Seed Extension - Where Capital is Most Needed?

In my post on our annual meeting, I noted that NFC saw a material opportunity to invest after seed rounds and before the A.

After recently traveling to Seattle, San Francisco, Denver, and speaking with venture firms and CEOs around the country, the thesis articulated below and in prior posts seems more valid than ever. The Series A is a HARD round to get done and the quality of the traction and related metrics Series A investors demand of startups requires more time and progress than most Seed rounds allow.

I wrote,

In order to attract national capital, however, there appears to be a minimum traction threshold required to secure interest. With the average Series A now $9m in proceeds at $27.5m pre, startups looking to secure national capital are needing to provide quantitative metrics that allow for firms to normalize endogenous risk via business model analysis. For example, in SaaS, a mature model, we see that companies need to be ~$2m in ARR with well characterized LTV, CAC, Churn, etc metrics. If those metrics are met, national firms are interested. Why quantitative filters? It is hard to evaluate teams, products, and strategies from afar independent of material revenue and KPIs, while local firms are well positioned to do so.

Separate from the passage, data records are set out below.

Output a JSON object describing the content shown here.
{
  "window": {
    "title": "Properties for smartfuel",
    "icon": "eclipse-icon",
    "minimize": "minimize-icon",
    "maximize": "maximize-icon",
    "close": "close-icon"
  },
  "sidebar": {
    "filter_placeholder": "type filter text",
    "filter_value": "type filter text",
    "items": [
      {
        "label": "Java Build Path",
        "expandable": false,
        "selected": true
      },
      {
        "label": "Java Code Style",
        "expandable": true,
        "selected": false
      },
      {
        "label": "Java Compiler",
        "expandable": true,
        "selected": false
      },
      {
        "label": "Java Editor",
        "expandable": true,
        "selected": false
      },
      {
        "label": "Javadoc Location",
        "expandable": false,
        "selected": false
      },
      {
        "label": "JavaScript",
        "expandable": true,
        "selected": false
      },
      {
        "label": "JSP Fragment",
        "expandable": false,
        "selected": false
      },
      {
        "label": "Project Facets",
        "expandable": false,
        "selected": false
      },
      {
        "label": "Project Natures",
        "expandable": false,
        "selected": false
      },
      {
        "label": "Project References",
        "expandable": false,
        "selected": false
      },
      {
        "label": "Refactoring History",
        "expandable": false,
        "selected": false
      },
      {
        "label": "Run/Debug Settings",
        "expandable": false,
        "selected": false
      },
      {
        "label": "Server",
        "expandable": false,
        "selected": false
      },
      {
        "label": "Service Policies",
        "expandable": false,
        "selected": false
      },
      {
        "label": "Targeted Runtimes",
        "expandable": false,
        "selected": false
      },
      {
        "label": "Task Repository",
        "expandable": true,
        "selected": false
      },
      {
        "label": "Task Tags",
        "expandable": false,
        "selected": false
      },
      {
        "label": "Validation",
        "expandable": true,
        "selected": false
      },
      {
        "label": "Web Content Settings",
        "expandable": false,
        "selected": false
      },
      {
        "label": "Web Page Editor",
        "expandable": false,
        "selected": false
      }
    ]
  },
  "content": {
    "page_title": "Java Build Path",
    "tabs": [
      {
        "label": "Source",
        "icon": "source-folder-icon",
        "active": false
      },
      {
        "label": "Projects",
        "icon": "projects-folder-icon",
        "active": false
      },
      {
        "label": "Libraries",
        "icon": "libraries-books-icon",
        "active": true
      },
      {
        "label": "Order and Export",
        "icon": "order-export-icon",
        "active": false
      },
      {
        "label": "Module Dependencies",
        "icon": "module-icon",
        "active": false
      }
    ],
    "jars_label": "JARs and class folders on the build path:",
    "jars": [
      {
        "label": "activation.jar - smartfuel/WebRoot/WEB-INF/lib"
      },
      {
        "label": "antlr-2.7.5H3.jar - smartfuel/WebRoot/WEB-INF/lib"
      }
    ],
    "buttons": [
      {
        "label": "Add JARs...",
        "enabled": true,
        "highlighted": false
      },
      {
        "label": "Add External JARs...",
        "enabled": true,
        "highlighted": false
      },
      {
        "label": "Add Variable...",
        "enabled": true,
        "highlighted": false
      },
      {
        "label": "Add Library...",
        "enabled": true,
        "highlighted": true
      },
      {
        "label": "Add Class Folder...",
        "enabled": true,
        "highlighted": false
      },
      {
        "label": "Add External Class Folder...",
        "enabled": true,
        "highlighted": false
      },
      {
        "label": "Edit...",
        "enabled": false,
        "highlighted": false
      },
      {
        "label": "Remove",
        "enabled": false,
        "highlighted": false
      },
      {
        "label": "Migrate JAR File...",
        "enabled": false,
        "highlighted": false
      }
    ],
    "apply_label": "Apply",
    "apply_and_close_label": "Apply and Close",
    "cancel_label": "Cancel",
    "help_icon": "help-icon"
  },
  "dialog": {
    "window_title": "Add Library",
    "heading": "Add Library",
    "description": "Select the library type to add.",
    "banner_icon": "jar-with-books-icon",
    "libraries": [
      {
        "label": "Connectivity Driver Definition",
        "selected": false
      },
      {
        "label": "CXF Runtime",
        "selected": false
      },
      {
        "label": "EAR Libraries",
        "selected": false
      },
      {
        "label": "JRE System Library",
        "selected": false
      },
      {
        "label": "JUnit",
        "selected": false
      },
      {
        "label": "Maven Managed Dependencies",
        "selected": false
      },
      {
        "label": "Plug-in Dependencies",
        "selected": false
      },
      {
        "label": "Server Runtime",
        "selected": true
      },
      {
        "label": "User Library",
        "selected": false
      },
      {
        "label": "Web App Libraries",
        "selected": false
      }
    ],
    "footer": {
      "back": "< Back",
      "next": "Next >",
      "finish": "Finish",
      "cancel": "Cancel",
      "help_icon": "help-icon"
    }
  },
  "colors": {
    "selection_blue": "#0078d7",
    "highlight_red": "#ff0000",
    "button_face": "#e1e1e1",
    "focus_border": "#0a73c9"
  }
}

Getting to the metrics above, moreover, takes healthy amounts of seed capital, and Pitchbook now sees the average firm raising two rounds of capital before the major VC round. We think that it takes $2-4m in seed capital to achieve the required minimum operating performance necessary to attract a national firm to a regional deal.

This funding need is NFC’s opportunity - we aspire to be a leading seed capital firm in our target markets, whereby we can look to lead $2+m seed rounds and work with management and our co-investors to achieve the “magic numbers” that allow for a successful Series A.

The implication is that companies are going to run out of money before they reach the A round qualifications and that, often, the local market seed capital is either tapped out at that point and/or looking for independent validation that the company is on the right track.

Hence, the need for seed extension capital - where we like to play and where I see new firms being created to take advantage of the growing gap between seed capital and the trailing metrics that support a successful A round.